The process is so simple it’s hard to believe it comes from Microsoft. In Windows XP, click Start>Control Panel>Power Options. There, I discovered that my desktop was set—probably at the factory—to turn off the hard disks “Never” and standby or hibernate “Never.” I changed these options to turn the monitor off after 15 minutes, turn off the hard-drive and go into standby after 30 minutes and hibernate after 2 hours.

Standby spins down the hard-drive and puts the machine into power saving mode, but maintains power to your memory so you don’t loose your work and your documents and programs remain open. When a machine hibernates, it saves whatever you have been working on and shuts down more-or-less completely. When awoken—by quickly pressing the power button on my PC—it will return to the state in which you left it, but this takes longer than reviving from standby. On my machine, waking up the CRT monitor alone takes about 7 seconds, waking up the computer from standby takes 12 seconds and from hibernation takes 25 seconds.

At this point you may be starting to remember the advice about computers you once heard from a friend of a friend of a friend. Perhaps you heard that computers use hardly any electricity when they are awake but idle. Or that when the monitor switches into screensaver mode it uses less power. Perhaps the story you heard was that starting up a computer takes more energy than leaving it on, or that hard-drives last longer if you leave them spinning all night.

They are all myths. You will find them well debunked on Michael Bluejay’s page on computers within his excellent website devoted to saving electricity. Walt Mossberg, the personal technology guru of the Wall Street Journal, addresses the last myth here.

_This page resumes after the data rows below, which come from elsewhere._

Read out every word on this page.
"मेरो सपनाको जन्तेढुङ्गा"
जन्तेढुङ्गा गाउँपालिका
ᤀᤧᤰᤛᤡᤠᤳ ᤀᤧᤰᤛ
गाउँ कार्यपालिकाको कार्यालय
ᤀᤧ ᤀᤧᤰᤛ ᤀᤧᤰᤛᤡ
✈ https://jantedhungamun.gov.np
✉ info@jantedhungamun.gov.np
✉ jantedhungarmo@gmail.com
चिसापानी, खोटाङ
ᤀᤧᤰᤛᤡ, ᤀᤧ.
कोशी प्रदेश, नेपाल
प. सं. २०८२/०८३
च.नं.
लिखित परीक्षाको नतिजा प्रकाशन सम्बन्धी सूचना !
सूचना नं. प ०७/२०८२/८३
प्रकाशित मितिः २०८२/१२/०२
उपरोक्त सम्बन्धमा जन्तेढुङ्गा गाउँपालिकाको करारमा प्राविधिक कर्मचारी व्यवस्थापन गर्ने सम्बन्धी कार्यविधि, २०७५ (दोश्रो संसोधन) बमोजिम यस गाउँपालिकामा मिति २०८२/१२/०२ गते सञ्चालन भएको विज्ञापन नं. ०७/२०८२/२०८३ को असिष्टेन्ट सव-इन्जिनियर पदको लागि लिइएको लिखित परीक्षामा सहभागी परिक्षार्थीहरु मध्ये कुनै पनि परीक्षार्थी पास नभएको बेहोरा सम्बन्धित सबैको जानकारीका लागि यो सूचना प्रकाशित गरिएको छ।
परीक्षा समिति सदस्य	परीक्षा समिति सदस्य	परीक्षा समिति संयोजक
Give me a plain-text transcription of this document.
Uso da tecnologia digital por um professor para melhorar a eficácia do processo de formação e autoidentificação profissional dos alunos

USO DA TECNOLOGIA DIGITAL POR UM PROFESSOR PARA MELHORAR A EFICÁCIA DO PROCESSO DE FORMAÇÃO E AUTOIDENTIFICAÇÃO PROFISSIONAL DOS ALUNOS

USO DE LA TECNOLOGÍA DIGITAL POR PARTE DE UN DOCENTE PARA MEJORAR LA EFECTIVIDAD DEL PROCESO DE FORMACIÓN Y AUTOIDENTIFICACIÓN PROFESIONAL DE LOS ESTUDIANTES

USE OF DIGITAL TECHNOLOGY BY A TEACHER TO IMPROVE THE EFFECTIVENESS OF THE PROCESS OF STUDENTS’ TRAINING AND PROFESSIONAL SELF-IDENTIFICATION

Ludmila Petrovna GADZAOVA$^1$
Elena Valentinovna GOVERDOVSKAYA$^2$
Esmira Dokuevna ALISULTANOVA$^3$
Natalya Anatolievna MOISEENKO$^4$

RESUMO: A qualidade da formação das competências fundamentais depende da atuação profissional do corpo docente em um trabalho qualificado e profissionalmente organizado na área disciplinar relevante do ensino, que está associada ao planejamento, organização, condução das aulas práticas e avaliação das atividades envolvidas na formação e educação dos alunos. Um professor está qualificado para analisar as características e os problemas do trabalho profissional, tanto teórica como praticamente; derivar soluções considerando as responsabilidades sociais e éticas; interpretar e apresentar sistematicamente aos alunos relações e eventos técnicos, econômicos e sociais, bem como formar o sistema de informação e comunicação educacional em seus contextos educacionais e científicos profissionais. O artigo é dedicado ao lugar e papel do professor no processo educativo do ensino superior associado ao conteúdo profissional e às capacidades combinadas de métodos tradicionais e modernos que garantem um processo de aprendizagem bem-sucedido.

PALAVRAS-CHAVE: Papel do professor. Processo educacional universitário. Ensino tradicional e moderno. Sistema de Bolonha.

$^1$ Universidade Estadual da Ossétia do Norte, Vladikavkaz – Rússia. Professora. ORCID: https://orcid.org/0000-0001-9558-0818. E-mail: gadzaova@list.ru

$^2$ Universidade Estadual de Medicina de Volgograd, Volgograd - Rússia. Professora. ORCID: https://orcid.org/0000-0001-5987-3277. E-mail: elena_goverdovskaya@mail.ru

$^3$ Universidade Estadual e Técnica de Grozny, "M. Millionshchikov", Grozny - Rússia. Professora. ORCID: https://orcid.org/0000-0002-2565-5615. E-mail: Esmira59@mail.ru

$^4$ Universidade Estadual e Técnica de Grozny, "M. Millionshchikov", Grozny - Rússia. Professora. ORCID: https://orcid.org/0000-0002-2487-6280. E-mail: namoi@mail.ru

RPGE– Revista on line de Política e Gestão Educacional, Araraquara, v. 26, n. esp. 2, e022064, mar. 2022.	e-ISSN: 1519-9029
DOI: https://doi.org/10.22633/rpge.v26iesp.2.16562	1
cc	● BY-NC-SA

Screensavers won’t help you reduce power consumption; the computer and monitor are still working. Screensavers save screens, not electricity. Idle computers use almost as much energy as when doing light work, such as word processing. Starting a computer takes no more power than using a computer, and hard-drives running 24/7 die sooner, not later.If you are about to buy a computer, I recommend Mike Chin’s thorough article Choose an Energy Efficient Computer. His general recommendations are laptops, iMacs and LCD monitors, but he also has specific recommendations for PC processors. Replacing a CRT (Cathode Ray Tube) monitor with an LCD model will instantly cut consumption from about 80 watts to approximately 35 watts for a 17-inch model.The most energy efficient computer is one that is off, however, so if you find that a chore, here are some Windows XP shortcuts to make it easier. If you have several windows open, hold down Alt and press F4 as many times as required to close each window and one more time to bring up the Windows shut-down box. Then press the letter U and the PC will turn off safely. If you already have all programs closed, pressing Start-U-U on the keyboard is even faster.

My new power settings are just a backup. I still plan to turn off my PC completely at night—when I remember.